American Apparel is a clothing company based in Los Angeles that focuses on trendy basics for young men and women.
All about American Apparel
American Apparel isn't just a retailer, but it's also a designer, marketer, distributor, and manufacturer of clothing. Basically, they do it all themselves! They have their own house to dye fabric and garments, plus a knitting factory, too. They don't outsource any of their work. Every single element of production is done within the company itself, making it a totally vertically integrated company.
If you're a student, you can get lots of American Apparel discounts. They have a program called UNiDAYS that gives students 15% off both on line and in store just by using the code and verifying that they are actually a student. If you're not, you can also frequently find American Apparel coupons and discount codes online - including right here on Tiendeo!
The history of American Apparel
Dov Charney founded American Apparel in 1989 (though, curiously, he is not American himself - he's Canadian). It officially moved to L.A. in 1997, where the company is still based, and opened a factory in the city's downtown in 2000 and grew as a wholesale business that sold plain t-shirts to companies who would need to print something on them.
It grew at a rapid-fire pace for a few years, but has struggled in recent years due to allegations of misconduct by Charney, who was removed after a decision by the Board of Directors. He was officially terminated in late 2014.
American Apparel's controversial advertising - just provocative or going too far?

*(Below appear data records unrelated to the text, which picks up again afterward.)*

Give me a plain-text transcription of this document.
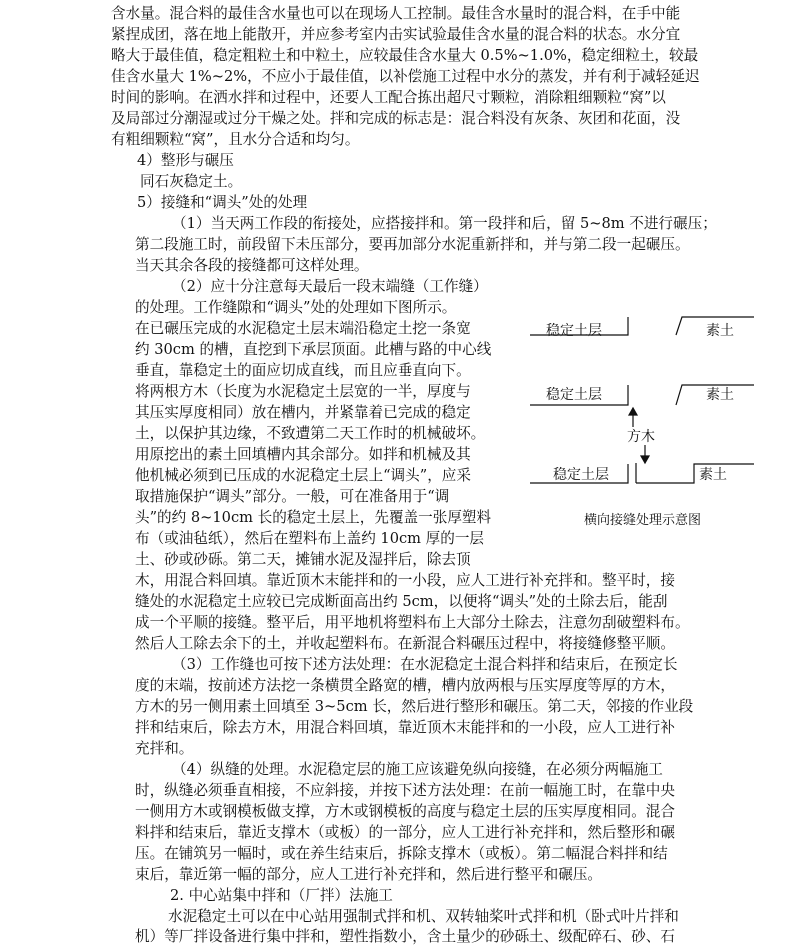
含水量。混合料的最佳含水量也可以在现场人工控制。最佳含水量时的混合料，在手中能
紧捏成团，落在地上能散开，并应参考室内击实试验最佳含水量的混合料的状态。水分宜
略大于最佳值，稳定粗粒土和中粒土，应较最佳含水量大 0.5%~1.0%，稳定细粒土，较最
佳含水量大 1%~2%，不应小于最佳值，以补偿施工过程中水分的蒸发，并有利于减轻延迟
时间的影响。在洒水拌和过程中，还要人工配合拣出超尺寸颗粒，消除粗细颗粒“窝”以
及局部过分潮湿或过分干燥之处。拌和完成的标志是：混合料没有灰条、灰团和花面，没
有粗细颗粒“窝”，且水分合适和均匀。
4）整形与碾压
同石灰稳定土。
5）接缝和“调头”处的处理
（1）当天两工作段的衔接处，应搭接拌和。第一段拌和后，留 5~8m 不进行碾压；
第二段施工时，前段留下未压部分，要再加部分水泥重新拌和，并与第二段一起碾压。
当天其余各段的接缝都可这样处理。
（2）应十分注意每天最后一段末端缝（工作缝）
的处理。工作缝隙和“调头”处的处理如下图所示。
在已碾压完成的水泥稳定土层末端沿稳定土挖一条宽
约 30cm 的槽，直挖到下承层顶面。此槽与路的中心线
垂直，靠稳定土的面应切成直线，而且应垂直向下。
将两根方木（长度为水泥稳定土层宽的一半，厚度与
其压实厚度相同）放在槽内，并紧靠着已完成的稳定
土，以保护其边缘，不致遭第二天工作时的机械破坏。
用原挖出的素土回填槽内其余部分。如拌和机械及其
他机械必须到已压成的水泥稳定土层上“调头”，应采
取措施保护“调头”部分。一般，可在准备用于“调
头”的约 8~10cm 长的稳定土层上，先覆盖一张厚塑料
布（或油毡纸），然后在塑料布上盖约 10cm 厚的一层
土、砂或砂砾。第二天，摊铺水泥及湿拌后，除去顶
木，用混合料回填。靠近顶木末能拌和的一小段，应人工进行补充拌和。整平时，接
缝处的水泥稳定土应较已完成断面高出约 5cm，以便将“调头”处的土除去后，能刮
成一个平顺的接缝。整平后，用平地机将塑料布上大部分土除去，注意勿刮破塑料布。
然后人工除去余下的土，并收起塑料布。在新混合料碾压过程中，将接缝修整平顺。
（3）工作缝也可按下述方法处理：在水泥稳定土混合料拌和结束后，在预定长
度的末端，按前述方法挖一条横贯全路宽的槽，槽内放两根与压实厚度等厚的方木，
方木的另一侧用素土回填至 3~5cm 长，然后进行整形和碾压。第二天，邻接的作业段
拌和结束后，除去方木，用混合料回填，靠近顶木末能拌和的一小段，应人工进行补
充拌和。
（4）纵缝的处理。水泥稳定层的施工应该避免纵向接缝，在必须分两幅施工
时，纵缝必须垂直相接，不应斜接，并按下述方法处理：在前一幅施工时，在靠中央
一侧用方木或钢模板做支撑，方木或钢模板的高度与稳定土层的压实厚度相同。混合
料拌和结束后，靠近支撑木（或板）的一部分，应人工进行补充拌和，然后整形和碾
压。在铺筑另一幅时，或在养生结束后，拆除支撑木（或板）。第二幅混合料拌和结
束后，靠近第一幅的部分，应人工进行补充拌和，然后进行整平和碾压。
2. 中心站集中拌和（厂拌）法施工
水泥稳定土可以在中心站用强制式拌和机、双转轴桨叶式拌和机（卧式叶片拌和
机）等厂拌设备进行集中拌和，塑性指数小，含土量少的砂砾土、级配碎石、砂、石
稳定土层	素土
稳定土层	素土
方木
稳定土层	素土
横向接缝处理示意图
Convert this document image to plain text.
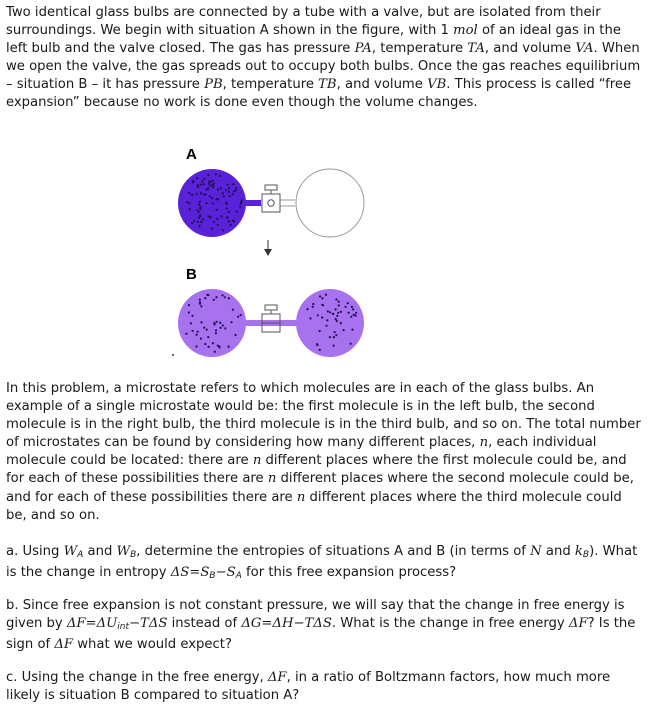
Two identical glass bulbs are connected by a tube with a valve, but are isolated from their surroundings. We begin with situation A shown in the figure, with 1 mol of an ideal gas in the left bulb and the valve closed. The gas has pressure PA, temperature TA, and volume VA. When we open the valve, the gas spreads out to occupy both bulbs. Once the gas reaches equilibrium – situation B – it has pressure PB, temperature TB, and volume VB. This process is called “free expansion” because no work is done even though the volume changes.

A
B

In this problem, a microstate refers to which molecules are in each of the glass bulbs. An example of a single microstate would be: the first molecule is in the left bulb, the second molecule is in the right bulb, the third molecule is in the third bulb, and so on. The total number of microstates can be found by considering how many different places, n, each individual molecule could be located: there are n different places where the first molecule could be, and for each of these possibilities there are n different places where the second molecule could be, and for each of these possibilities there are n different places where the third molecule could be, and so on.

a. Using $W_A$ and $W_B$, determine the entropies of situations A and B (in terms of N and $k_B$). What is the change in entropy $\Delta S=S_B-S_A$ for this free expansion process?

b. Since free expansion is not constant pressure, we will say that the change in free energy is given by $\Delta F=\Delta U_{int}-T\Delta S$ instead of ΔG=ΔH−TΔS. What is the change in free energy ΔF? Is the sign of ΔF what we would expect?

c. Using the change in the free energy, ΔF, in a ratio of Boltzmann factors, how much more likely is situation B compared to situation A?
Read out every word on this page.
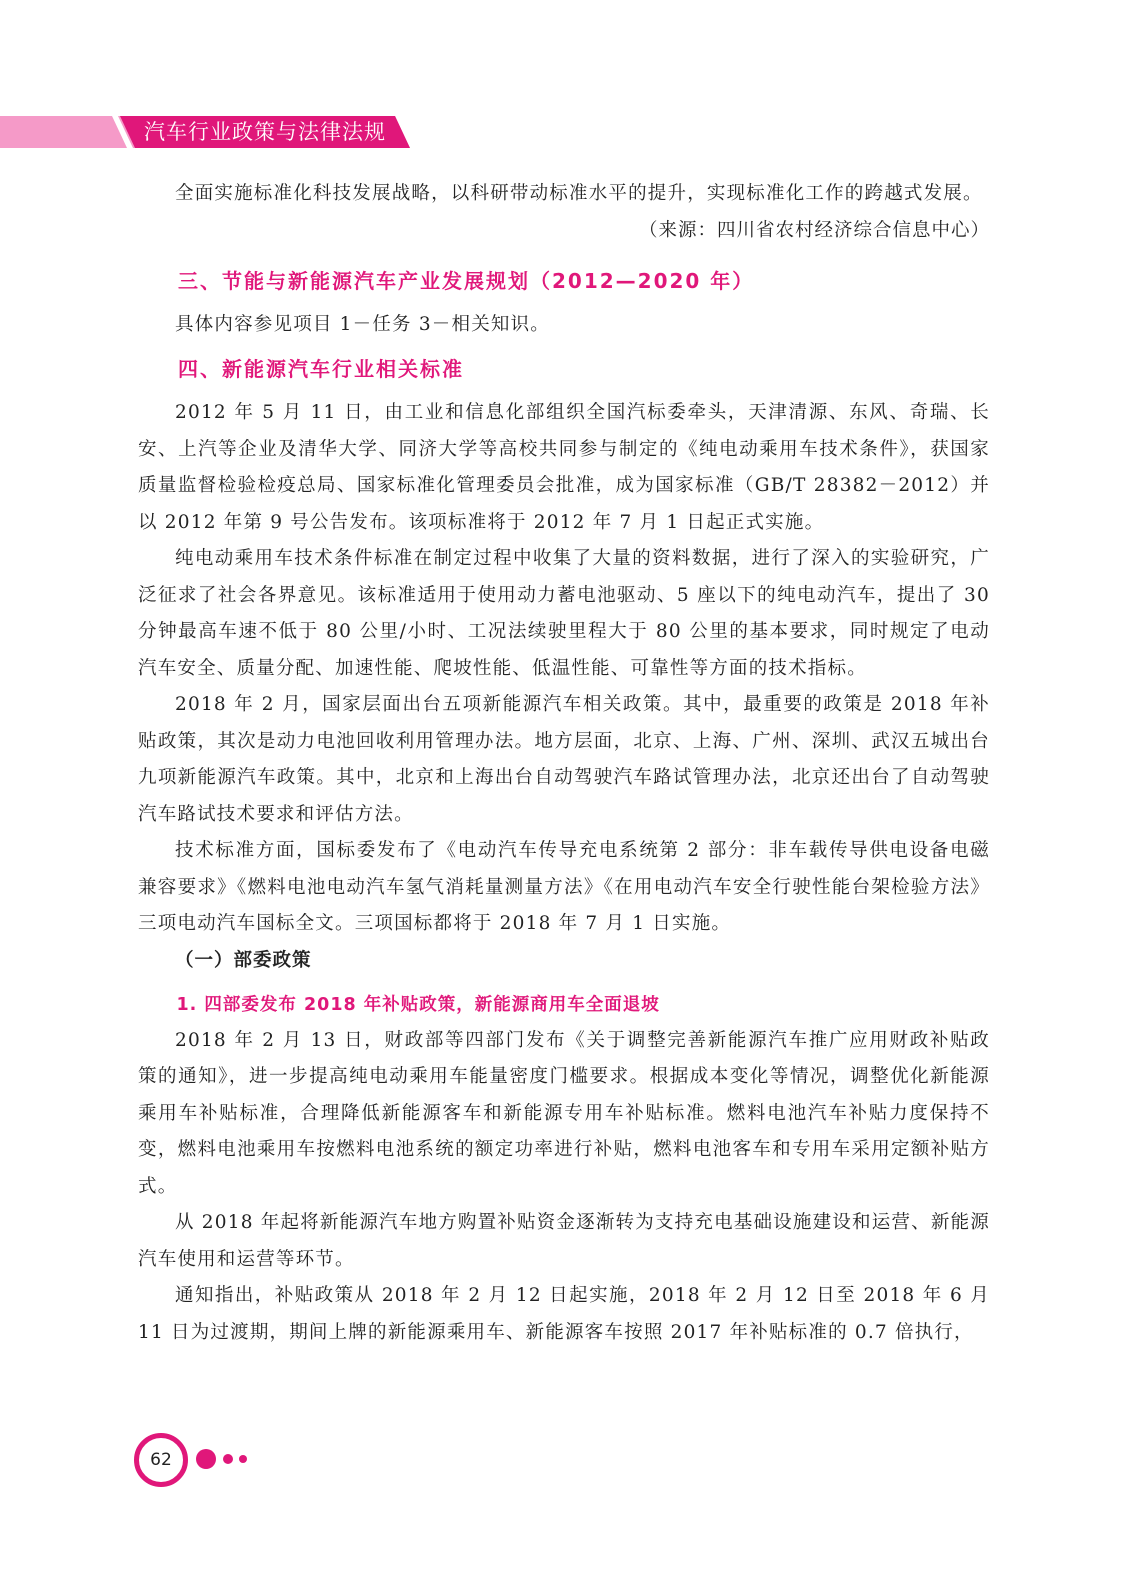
汽车行业政策与法律法规

全面实施标准化科技发展战略，以科研带动标准水平的提升，实现标准化工作的跨越式发展。

（来源：四川省农村经济综合信息中心）

三、节能与新能源汽车产业发展规划（2012—2020 年）

具体内容参见项目 1－任务 3－相关知识。

四、新能源汽车行业相关标准

2012 年 5 月 11 日，由工业和信息化部组织全国汽标委牵头，天津清源、东风、奇瑞、长安、上汽等企业及清华大学、同济大学等高校共同参与制定的《纯电动乘用车技术条件》，获国家质量监督检验检疫总局、国家标准化管理委员会批准，成为国家标准（GB/T 28382－2012）并以 2012 年第 9 号公告发布。该项标准将于 2012 年 7 月 1 日起正式实施。

纯电动乘用车技术条件标准在制定过程中收集了大量的资料数据，进行了深入的实验研究，广泛征求了社会各界意见。该标准适用于使用动力蓄电池驱动、5 座以下的纯电动汽车，提出了 30 分钟最高车速不低于 80 公里/小时、工况法续驶里程大于 80 公里的基本要求，同时规定了电动汽车安全、质量分配、加速性能、爬坡性能、低温性能、可靠性等方面的技术指标。

2018 年 2 月，国家层面出台五项新能源汽车相关政策。其中，最重要的政策是 2018 年补贴政策，其次是动力电池回收利用管理办法。地方层面，北京、上海、广州、深圳、武汉五城出台九项新能源汽车政策。其中，北京和上海出台自动驾驶汽车路试管理办法，北京还出台了自动驾驶汽车路试技术要求和评估方法。

技术标准方面，国标委发布了《电动汽车传导充电系统第 2 部分：非车载传导供电设备电磁兼容要求》《燃料电池电动汽车氢气消耗量测量方法》《在用电动汽车安全行驶性能台架检验方法》三项电动汽车国标全文。三项国标都将于 2018 年 7 月 1 日实施。

（一）部委政策

1. 四部委发布 2018 年补贴政策，新能源商用车全面退坡

2018 年 2 月 13 日，财政部等四部门发布《关于调整完善新能源汽车推广应用财政补贴政策的通知》，进一步提高纯电动乘用车能量密度门槛要求。根据成本变化等情况，调整优化新能源乘用车补贴标准，合理降低新能源客车和新能源专用车补贴标准。燃料电池汽车补贴力度保持不变，燃料电池乘用车按燃料电池系统的额定功率进行补贴，燃料电池客车和专用车采用定额补贴方式。

从 2018 年起将新能源汽车地方购置补贴资金逐渐转为支持充电基础设施建设和运营、新能源汽车使用和运营等环节。

通知指出，补贴政策从 2018 年 2 月 12 日起实施，2018 年 2 月 12 日至 2018 年 6 月 11 日为过渡期，期间上牌的新能源乘用车、新能源客车按照 2017 年补贴标准的 0.7 倍执行，

62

American Apparel's former CEO Dov Charney is quite a controversial figure, and was removed from the company due to allegations of misconduct. But it's not just his actions that have caused a stir; the company's controversial approach to advertising has also been the topic of much debate.
On the one hand, the image are often criticized for being extremely sexually charged. They've even featured pornographic actors in some of them, and an adult entertainment website referred to American Apparel's website as "one of the finer softcore websites going."
Advertising authorities have banned a lot of the ads for the amount of nudity they contain or the overtly sexual images, which on some occasions have been deemed "voyeuristic."
But the other hand, other groups have praised the images for not airbrushing out their model's blemishes and imperfections.
So, what do you think - provocative or going too far?